Le lundi 7 décembre 2020 à 10:59:28 UTC−6, Nathaniel Allen <npwning at gmail.com> a écrit : 
>Hey Kevin,
>
>Thanks for the feedback! I wonder if the Clone-Loser situation still applies in a circumstance where more 
>preference can be expressed. For instance, in this method "Approved" simply means combined 2's and 
>3's. Thoughts?
>
>Best,
>
>Nate
>
>
>On Wed, Dec 2, 2020 at 9:23 PM Kevin Venzke <stepjak at yahoo.fr> wrote:
>> Hi Nate,
>> 
>> Using Approval to select two finalists has been proposed many times over the years, but what has never sat well with me is the theoretical Clone->Loser issue. A candidate who wins by approval, but who can't beat the #2 candidate by approval, could in theory run with a partner try to claim both >of the top approval spots.
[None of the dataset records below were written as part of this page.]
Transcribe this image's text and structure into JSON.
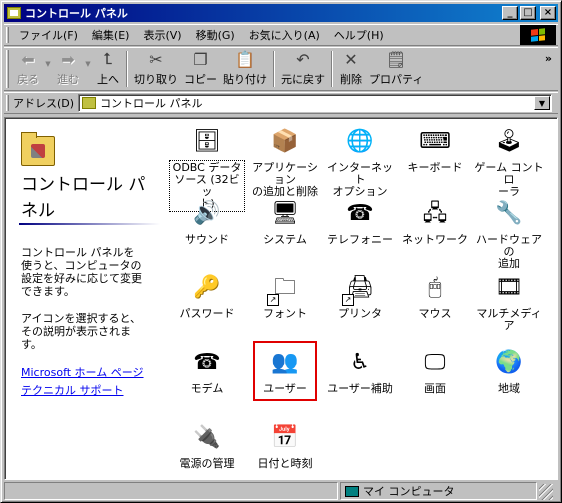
{
  "window": {
    "title": "コントロール パネル"
  },
  "titlebar_buttons": {
    "minimize": "_",
    "maximize": "□",
    "close": "×"
  },
  "menu": [
    "ファイル(F)",
    "編集(E)",
    "表示(V)",
    "移動(G)",
    "お気に入り(A)",
    "ヘルプ(H)"
  ],
  "toolbar": {
    "back": "戻る",
    "forward": "進む",
    "up": "上へ",
    "cut": "切り取り",
    "copy": "コピー",
    "paste": "貼り付け",
    "undo": "元に戻す",
    "delete": "削除",
    "properties": "プロパティ",
    "more": "»"
  },
  "address": {
    "label": "アドレス(D)",
    "value": "コントロール パネル"
  },
  "leftpane": {
    "title": "コントロール パネル",
    "description": "コントロール パネルを使うと、コンピュータの設定を好みに応じて変更できます。",
    "hint": "アイコンを選択すると、その説明が表示されます。",
    "links": [
      "Microsoft ホーム ページ",
      "テクニカル サポート"
    ]
  },
  "items": [
    {
      "label": "ODBC データ\nソース (32ビッ\nト)",
      "icon": "odbc-icon",
      "symbol": "🗄"
    },
    {
      "label": "アプリケーション\nの追加と削除",
      "icon": "add-remove-programs-icon",
      "symbol": "📦"
    },
    {
      "label": "インターネット\nオプション",
      "icon": "internet-options-icon",
      "symbol": "🌐"
    },
    {
      "label": "キーボード",
      "icon": "keyboard-icon",
      "symbol": "⌨"
    },
    {
      "label": "ゲーム コントロ\nーラ",
      "icon": "game-controller-icon",
      "symbol": "🕹"
    },
    {
      "label": "サウンド",
      "icon": "sound-icon",
      "symbol": "🔊"
    },
    {
      "label": "システム",
      "icon": "system-icon",
      "symbol": "🖥"
    },
    {
      "label": "テレフォニー",
      "icon": "telephony-icon",
      "symbol": "☎"
    },
    {
      "label": "ネットワーク",
      "icon": "network-icon",
      "symbol": "🖧"
    },
    {
      "label": "ハードウェアの\n追加",
      "icon": "add-hardware-icon",
      "symbol": "🔧"
    },
    {
      "label": "パスワード",
      "icon": "passwords-icon",
      "symbol": "🔑"
    },
    {
      "label": "フォント",
      "icon": "fonts-folder-icon",
      "symbol": "🗀"
    },
    {
      "label": "プリンタ",
      "icon": "printers-folder-icon",
      "symbol": "🖨"
    },
    {
      "label": "マウス",
      "icon": "mouse-icon",
      "symbol": "🖱"
    },
    {
      "label": "マルチメディア",
      "icon": "multimedia-icon",
      "symbol": "🎞"
    },
    {
      "label": "モデム",
      "icon": "modem-icon",
      "symbol": "☎"
    },
    {
      "label": "ユーザー",
      "icon": "users-icon",
      "symbol": "👥"
    },
    {
      "label": "ユーザー補助",
      "icon": "accessibility-icon",
      "symbol": "♿"
    },
    {
      "label": "画面",
      "icon": "display-icon",
      "symbol": "🖵"
    },
    {
      "label": "地域",
      "icon": "regional-settings-icon",
      "symbol": "🌍"
    },
    {
      "label": "電源の管理",
      "icon": "power-management-icon",
      "symbol": "🔌"
    },
    {
      "label": "日付と時刻",
      "icon": "date-time-icon",
      "symbol": "📅"
    }
  ],
  "statusbar": {
    "zone": "マイ コンピュータ"
  }
}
It might not help very often, I would admit. It would probably be a more prevalent strategy in a race where voters are >primarily concerned about which party wins and not which candidate.
>> 
>> I'm not sure I've heard before, the specific idea to take these approval finalists and do the head-to-head comparison instantly. (With other ways of >selecting finalists, yes... For instance staples of mine are pitting the top-ranking winner against the approval winner, or the top-ranking winner >against the candidate who is most approved on the ballots not approving the top-ranking winner.)
>> 
>> From a Condorcet standpoint, you're only using one pairwise contest. IRV, too, will use one, once you're at two candidates remaining. So I don't >think the Condorcet element is so evident.
>> 
>> Kevin
>> 
>> 
>> Le mercredi 2 décembre 2020 à 21:31:16 UTC−6, Nathaniel Allen <npwning at gmail.com> a écrit : 
>>>Hey all,
>>>
>>>Rob asked me to send out this method I've created to see what everyone thinks. I call it 'ART' for 
>>>Approval, Runoff Tally (in the name of a good acronym). The method works as follows: Voters rank 
>>>each candidate 'Good', 'Acceptable', or 'Bad' (like 321). To find the winner you simply add up the 
>>>'Acceptable' and 'Good' scores for each candidate and the top two advance, ensuring whoever wins 
>>>is amongst the most favorable. Then the winner is selected based on a head-to-head automatic
>>>runoff, higher score on more ballots wins. The condorcet winner wins every time in this method except
>>>when they are not among the most approved. This is the biggest question I have however, I think that
>>>the weight of Approval in this method is stronger than condorcet winning (especially in a method where
>>>head-to-head tie scores are possible). The condorcet loser never wins.